Sob ecos e revérberos tardios das gerações Beatnik e Hippie, Recife foi o berço de uma das mais interessante (e pioneira) cena independente da música brasileira. Na distante e provinciana capital de Pernambuco da década de 1970, acordes dissonantes, solos distorcidos, doses cavalares de ácido lisérgico e (muita) atitude desafiaram o senso comum do mainstream. E lançaram luzes para a produção cultural sob os trópicos, muito além do eixo Rio-São Paulo.
Afinal, fora dos principais mercados da produção fonográfica nacional existia uma mola que resistia. Mesmo com curta discografia, o Udigrudi (forma abrasileirada para se designar Underground) recifense é um dos pilares do psicodelismo brasileiro. Reconhecimento, aliás, que veio com três décadas de atraso e graças as trocas de arquivos e de informações pela internet.

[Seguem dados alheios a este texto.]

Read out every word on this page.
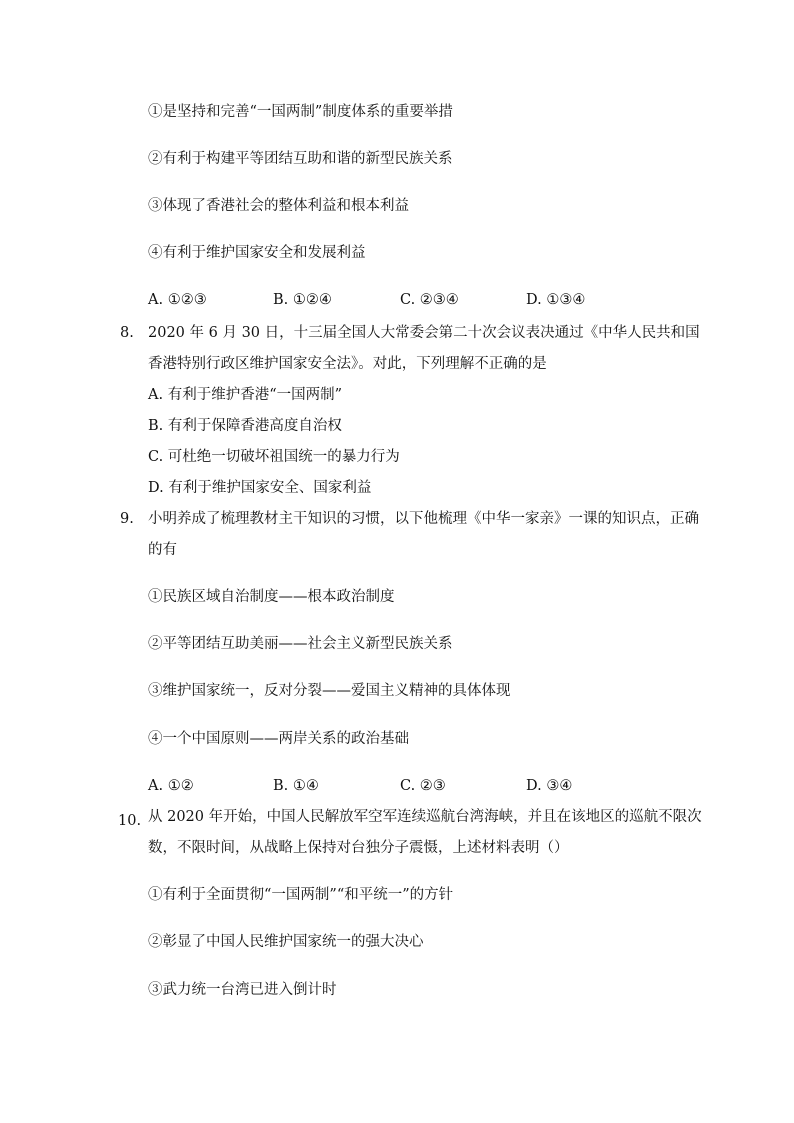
①是坚持和完善“一国两制”制度体系的重要举措
②有利于构建平等团结互助和谐的新型民族关系
③体现了香港社会的整体利益和根本利益
④有利于维护国家安全和发展利益
A. ①②③	B. ①②④	C. ②③④	D. ①③④
8. 2020 年 6 月 30 日，十三届全国人大常委会第二十次会议表决通过《中华人民共和国
香港特别行政区维护国家安全法》。对此，下列理解不正确的是
A. 有利于维护香港“一国两制”
B. 有利于保障香港高度自治权
C. 可杜绝一切破坏祖国统一的暴力行为
D. 有利于维护国家安全、国家利益
9. 小明养成了梳理教材主干知识的习惯，以下他梳理《中华一家亲》一课的知识点，正确
的有
①民族区域自治制度——根本政治制度
②平等团结互助美丽——社会主义新型民族关系
③维护国家统一，反对分裂——爱国主义精神的具体体现
④一个中国原则——两岸关系的政治基础
A. ①②	B. ①④	C. ②③	D. ③④
10. 从 2020 年开始，中国人民解放军空军连续巡航台湾海峡，并且在该地区的巡航不限次
数，不限时间，从战略上保持对台独分子震慑，上述材料表明（）
①有利于全面贯彻“一国两制”“和平统一”的方针
②彰显了中国人民维护国家统一的强大决心
③武力统一台湾已进入倒计时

A ousadia e as invenções sonoras para driblar as limitações técnicas dos precários estúdios de então resultam num multicolorido balaio, que faz uma ponte entre as raízes sertânicas e o ácido movimento que varreu a Califórnia no final da década anterior.
Gestada pelo signo do Kaos, a mola contracultural que deu uma lufada de inspiração no mágico cenário setentista nacional bebeu de diversas fontes. As mais óbvias vão da segunda fase dos Beatles, psicodelia californiana, experimentações da Tropicália (aliás, sempre superdimensionado o papel dessa turma na música brasileira), ruídos do Iê-Iê-Iê ecoados pela Jovem Guarda e o regionalismo do sertão.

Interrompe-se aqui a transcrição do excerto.